Some other composers on the San Carlo program for the years following Rossini's arrival included Giovanni Pacini (dealt with in part 1 of this series). Also, we find a name still familiar to many Neapolitans, although they may have forgotten exactly why (besides the fact that there is a theater named for him in Naples).


Mercadante   
That theater is named for Saverio Mercadante (1795-1870); he was born near Bari and studied music in Naples. Today he is primarily remembered as one of the directors of the Naples conservatory, a role he assumed in 1840. In the few years before that, however, his music was very popular and he was mentioned in the same breath as Rossini, Bellini and Donizetti. Mercadante composed about 60 operas, some of which are occasionally revived. He is significant, too, in that he was one of the few Italian composers of his day interested in composing instrumental music. There is a prominent theater in Naples named for him.
[also see this update]


Pietro Raimondi  (1786-1853). His Ciro in Babilonia was performed in 1819 at San Carlo. He was from Rome but studied music in Naples. Very few of his operas were successful.

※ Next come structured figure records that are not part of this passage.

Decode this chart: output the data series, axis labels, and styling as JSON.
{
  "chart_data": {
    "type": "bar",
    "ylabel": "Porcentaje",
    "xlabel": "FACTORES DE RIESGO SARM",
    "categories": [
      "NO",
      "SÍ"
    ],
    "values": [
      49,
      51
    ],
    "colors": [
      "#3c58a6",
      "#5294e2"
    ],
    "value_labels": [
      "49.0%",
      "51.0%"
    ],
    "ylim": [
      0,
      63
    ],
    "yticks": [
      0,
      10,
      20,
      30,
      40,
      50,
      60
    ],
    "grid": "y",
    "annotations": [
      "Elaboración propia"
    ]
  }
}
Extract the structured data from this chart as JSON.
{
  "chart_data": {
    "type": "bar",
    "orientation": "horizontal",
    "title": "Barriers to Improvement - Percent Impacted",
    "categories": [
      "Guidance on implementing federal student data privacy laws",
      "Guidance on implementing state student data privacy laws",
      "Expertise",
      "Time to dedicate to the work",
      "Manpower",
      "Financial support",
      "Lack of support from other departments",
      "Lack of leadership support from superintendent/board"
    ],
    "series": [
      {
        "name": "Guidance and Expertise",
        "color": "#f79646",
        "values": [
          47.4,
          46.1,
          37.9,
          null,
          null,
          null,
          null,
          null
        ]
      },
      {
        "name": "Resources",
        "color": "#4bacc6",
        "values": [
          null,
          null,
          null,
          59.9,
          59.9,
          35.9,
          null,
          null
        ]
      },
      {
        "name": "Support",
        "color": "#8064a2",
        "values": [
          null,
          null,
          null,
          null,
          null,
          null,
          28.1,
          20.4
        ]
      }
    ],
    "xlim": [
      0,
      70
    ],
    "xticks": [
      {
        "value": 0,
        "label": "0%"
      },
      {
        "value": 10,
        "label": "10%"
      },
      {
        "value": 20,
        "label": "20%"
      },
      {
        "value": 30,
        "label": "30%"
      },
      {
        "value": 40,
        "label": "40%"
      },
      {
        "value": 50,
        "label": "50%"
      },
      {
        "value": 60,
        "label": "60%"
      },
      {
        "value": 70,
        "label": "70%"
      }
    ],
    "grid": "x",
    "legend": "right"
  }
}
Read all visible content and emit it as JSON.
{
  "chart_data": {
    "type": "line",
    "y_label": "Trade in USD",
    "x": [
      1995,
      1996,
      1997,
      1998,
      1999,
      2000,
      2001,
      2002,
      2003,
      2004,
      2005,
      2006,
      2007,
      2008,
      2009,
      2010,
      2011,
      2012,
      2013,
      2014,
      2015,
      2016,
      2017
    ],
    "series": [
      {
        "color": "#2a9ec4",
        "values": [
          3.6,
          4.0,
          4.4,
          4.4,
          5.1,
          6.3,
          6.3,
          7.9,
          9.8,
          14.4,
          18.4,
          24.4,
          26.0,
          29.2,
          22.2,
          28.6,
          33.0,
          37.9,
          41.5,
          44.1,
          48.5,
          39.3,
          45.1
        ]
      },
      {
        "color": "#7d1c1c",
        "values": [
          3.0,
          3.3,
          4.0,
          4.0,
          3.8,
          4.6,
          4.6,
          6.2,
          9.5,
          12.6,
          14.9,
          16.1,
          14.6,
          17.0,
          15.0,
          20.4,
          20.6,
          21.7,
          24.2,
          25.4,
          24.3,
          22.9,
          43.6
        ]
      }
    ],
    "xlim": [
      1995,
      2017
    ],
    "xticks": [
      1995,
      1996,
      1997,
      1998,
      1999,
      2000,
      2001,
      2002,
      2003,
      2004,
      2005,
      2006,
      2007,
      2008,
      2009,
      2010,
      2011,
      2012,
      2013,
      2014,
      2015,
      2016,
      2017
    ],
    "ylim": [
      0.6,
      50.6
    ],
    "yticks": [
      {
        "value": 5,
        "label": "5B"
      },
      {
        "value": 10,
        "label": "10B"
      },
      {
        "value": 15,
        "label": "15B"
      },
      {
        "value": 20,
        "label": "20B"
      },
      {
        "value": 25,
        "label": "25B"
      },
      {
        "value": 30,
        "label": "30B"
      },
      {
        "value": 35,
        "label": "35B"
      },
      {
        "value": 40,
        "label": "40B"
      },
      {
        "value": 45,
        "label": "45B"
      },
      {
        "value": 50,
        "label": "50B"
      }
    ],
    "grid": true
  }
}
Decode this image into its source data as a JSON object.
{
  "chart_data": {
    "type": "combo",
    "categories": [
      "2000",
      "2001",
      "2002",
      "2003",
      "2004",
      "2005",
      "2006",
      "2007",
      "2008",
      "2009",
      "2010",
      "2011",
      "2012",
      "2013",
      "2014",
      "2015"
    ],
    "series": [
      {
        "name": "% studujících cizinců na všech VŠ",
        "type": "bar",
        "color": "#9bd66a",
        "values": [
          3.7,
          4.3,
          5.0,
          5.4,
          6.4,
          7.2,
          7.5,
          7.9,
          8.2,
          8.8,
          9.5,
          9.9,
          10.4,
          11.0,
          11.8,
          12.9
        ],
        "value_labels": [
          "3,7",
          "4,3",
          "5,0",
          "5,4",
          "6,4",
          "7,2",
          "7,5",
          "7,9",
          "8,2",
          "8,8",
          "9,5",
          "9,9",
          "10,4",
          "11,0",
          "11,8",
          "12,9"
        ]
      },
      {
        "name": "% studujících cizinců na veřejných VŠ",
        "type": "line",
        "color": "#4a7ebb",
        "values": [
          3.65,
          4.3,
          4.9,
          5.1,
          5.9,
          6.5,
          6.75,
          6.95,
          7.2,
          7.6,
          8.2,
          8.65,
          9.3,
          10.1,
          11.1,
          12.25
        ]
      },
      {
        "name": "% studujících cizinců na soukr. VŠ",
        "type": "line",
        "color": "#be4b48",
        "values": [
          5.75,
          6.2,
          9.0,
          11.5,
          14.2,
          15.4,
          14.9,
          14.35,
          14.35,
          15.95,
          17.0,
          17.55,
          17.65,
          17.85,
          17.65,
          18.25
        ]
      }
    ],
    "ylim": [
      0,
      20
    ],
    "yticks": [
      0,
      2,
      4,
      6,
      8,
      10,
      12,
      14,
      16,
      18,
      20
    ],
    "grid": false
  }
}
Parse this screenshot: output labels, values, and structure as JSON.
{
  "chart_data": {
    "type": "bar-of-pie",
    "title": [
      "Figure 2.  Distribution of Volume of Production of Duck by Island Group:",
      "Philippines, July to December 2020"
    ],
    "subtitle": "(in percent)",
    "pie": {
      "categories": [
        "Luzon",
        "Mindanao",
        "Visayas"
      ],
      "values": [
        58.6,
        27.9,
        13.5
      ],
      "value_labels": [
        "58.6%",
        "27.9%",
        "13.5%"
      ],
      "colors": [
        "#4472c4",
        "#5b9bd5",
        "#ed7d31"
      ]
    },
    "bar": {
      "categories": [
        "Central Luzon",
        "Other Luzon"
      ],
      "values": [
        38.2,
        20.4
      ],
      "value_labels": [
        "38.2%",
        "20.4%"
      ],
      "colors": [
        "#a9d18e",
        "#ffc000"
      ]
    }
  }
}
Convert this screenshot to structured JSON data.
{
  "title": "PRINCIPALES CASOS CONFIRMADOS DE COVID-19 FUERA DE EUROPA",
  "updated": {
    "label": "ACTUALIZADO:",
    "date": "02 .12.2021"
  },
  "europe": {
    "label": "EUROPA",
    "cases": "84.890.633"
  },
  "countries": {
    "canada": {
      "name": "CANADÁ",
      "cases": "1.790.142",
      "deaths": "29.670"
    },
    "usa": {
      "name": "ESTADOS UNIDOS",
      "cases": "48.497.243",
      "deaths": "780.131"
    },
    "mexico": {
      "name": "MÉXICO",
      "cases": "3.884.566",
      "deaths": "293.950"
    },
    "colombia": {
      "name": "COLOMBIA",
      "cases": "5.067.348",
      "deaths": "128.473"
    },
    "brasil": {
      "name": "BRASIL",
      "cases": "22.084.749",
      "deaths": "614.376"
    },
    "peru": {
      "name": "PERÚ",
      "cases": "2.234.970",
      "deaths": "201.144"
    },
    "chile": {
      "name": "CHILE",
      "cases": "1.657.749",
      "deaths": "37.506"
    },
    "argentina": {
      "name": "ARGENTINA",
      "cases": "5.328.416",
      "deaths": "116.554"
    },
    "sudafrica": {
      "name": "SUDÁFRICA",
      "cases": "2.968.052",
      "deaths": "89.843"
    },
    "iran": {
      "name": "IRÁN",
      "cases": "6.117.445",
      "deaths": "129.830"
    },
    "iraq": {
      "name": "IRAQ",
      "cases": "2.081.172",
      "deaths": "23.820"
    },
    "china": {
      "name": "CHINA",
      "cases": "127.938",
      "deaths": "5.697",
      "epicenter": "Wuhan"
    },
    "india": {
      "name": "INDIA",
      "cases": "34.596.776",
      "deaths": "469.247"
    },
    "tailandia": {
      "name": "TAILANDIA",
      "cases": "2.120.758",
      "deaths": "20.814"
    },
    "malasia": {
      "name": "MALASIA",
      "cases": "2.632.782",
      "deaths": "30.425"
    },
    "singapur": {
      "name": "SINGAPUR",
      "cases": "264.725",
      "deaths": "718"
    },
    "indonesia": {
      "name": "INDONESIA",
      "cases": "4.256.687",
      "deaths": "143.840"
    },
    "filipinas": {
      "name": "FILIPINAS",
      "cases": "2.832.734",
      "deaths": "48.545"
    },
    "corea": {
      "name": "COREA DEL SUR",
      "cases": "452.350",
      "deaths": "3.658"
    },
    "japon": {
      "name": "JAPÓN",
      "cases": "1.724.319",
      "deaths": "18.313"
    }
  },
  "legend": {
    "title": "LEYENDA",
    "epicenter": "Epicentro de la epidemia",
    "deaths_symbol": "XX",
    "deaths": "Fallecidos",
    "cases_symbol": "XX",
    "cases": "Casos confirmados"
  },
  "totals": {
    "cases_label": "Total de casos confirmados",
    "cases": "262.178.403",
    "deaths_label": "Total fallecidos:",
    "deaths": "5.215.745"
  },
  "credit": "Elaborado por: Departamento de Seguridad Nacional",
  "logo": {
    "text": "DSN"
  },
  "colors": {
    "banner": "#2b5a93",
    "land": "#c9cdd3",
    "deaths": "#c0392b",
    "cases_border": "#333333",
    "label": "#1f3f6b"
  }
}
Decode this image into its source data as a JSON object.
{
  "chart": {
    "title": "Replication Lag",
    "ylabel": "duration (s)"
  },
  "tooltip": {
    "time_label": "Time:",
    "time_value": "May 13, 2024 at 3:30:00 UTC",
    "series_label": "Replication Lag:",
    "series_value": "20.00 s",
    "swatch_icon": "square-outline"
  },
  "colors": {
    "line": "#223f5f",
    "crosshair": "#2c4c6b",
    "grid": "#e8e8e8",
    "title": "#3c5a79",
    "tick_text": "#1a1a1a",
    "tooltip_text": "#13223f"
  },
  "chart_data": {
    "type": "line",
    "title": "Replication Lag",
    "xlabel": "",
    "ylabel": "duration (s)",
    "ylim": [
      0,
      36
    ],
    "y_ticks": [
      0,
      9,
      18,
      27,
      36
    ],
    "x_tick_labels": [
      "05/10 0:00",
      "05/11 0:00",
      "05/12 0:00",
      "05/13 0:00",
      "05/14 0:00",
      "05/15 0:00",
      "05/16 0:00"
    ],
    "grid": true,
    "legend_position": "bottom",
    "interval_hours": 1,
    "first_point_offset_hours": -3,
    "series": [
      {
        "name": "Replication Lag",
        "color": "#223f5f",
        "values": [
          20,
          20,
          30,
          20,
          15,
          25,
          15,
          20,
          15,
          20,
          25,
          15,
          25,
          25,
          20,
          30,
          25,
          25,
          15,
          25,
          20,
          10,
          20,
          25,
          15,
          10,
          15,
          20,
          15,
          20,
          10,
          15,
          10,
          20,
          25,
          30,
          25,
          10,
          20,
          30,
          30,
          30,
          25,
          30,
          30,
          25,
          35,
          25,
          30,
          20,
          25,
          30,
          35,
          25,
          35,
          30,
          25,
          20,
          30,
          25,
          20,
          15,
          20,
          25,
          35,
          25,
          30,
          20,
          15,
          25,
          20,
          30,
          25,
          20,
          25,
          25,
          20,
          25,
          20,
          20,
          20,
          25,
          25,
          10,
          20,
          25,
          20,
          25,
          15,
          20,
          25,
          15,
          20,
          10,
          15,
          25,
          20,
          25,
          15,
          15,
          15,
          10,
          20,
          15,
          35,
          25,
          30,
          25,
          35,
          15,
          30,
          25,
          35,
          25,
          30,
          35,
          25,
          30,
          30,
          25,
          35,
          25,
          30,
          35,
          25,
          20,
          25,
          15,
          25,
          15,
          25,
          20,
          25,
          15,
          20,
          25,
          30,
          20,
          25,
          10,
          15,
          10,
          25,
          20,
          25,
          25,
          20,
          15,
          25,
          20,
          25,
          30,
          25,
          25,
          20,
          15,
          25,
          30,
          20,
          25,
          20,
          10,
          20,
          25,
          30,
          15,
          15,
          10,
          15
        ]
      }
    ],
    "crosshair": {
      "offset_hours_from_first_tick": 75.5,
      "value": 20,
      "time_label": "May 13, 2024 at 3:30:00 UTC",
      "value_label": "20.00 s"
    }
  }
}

If anything, he is remembered as somewhat of a forerunner of experimental music, such things as his triple oratorio, Putifar-Giuseppe-Giacobbe from 1848, a set of three independent oratorios designed to be performed first consecutively, and then simultaneously! (If you don't like Charles Ives now, you wouldn't have liked Raimondi then.) He composed a double opera, as well, which has still never been performed, either consecutively or simultaneously.

Gaspare Spontini (1774-1851) was from Ancona, but studied at the Pietà dei Turchini conservatory in Naples before moving to France, where he became a prominent figure in French opera. His operas were eclipsed in the mid- and late 19th century but had a few revivals in the 20th century, including a San Carlo performance in 1951 of his Fernando Cortez.

Somewhat later, we find the figure of Errico Petrella (1813-1877). He was born just as Rossini was getting started. As a matter of fact, he was born in the same year as Giuseppe Verdi. Aye, there's the rub. Petrella was one of the most successful Italian composers in the 1850s and 1860s. Verdi scorned him both in words and by writing better music, and that is all it took. In spite of early success, the only one of his operas that made it into the 20th century was Jone, from 1858, an opera based on Edward Bulwer-Lytton's famous novel The Last Days of Pompeii.

Also of that generation is Giuseppe Lillo (1814-1863). He was born in Galatina, almost at the tip of the heel of the boot of Italy in the modern province of Lecce. He was a prodigy and accepted into the Naples conservatory at the age of 12. Lillo wrote his first work, a comic opera, in 1834, and three years later his dramatic opera Odda di Bernaver was presented at San Carlo. He toured to Venice, Milan, Florence and Rome where he presented his opera, Rosmunda in Ravenna. His best-known work is Caterina Howard, based on the book of the same name by Alexander Dumas, Sr. It played at San Carlo in 1849 in the same season as Rossini’s Moses in Egypt and Verdi’s Nabucco. From accounts of the season, Lillo’s work was as well received as those of the formidable competition. He also composed sacred music and chamber music and became a professor at the conservatory. He died at the age of 49 in Naples, certainly with much music left to write.


From about 1830, the opera business changed greatly in Naples and elsewhere. The Neapolitan impresario, Barbaia, went over to a performance schedule centered around tried and trusted music and composers. There were certainly financial reasons for this as well as the logistical reason that the French had consolidated all of the Neapolitan conservatories into a single institution. All in all, there was much less of the earlier free-wheeling atmosphere of San Carlo as "on-the-job-training" for new composers. By the 1830s and 1840s, the names of Rossini, Bellini, Donizetti and then Verdi absolutely dominate opera in Naples and in Italy, in general. The reputations of contemporaries such as Pacini, Mercadante, Petrella and the rest have simply been obscured.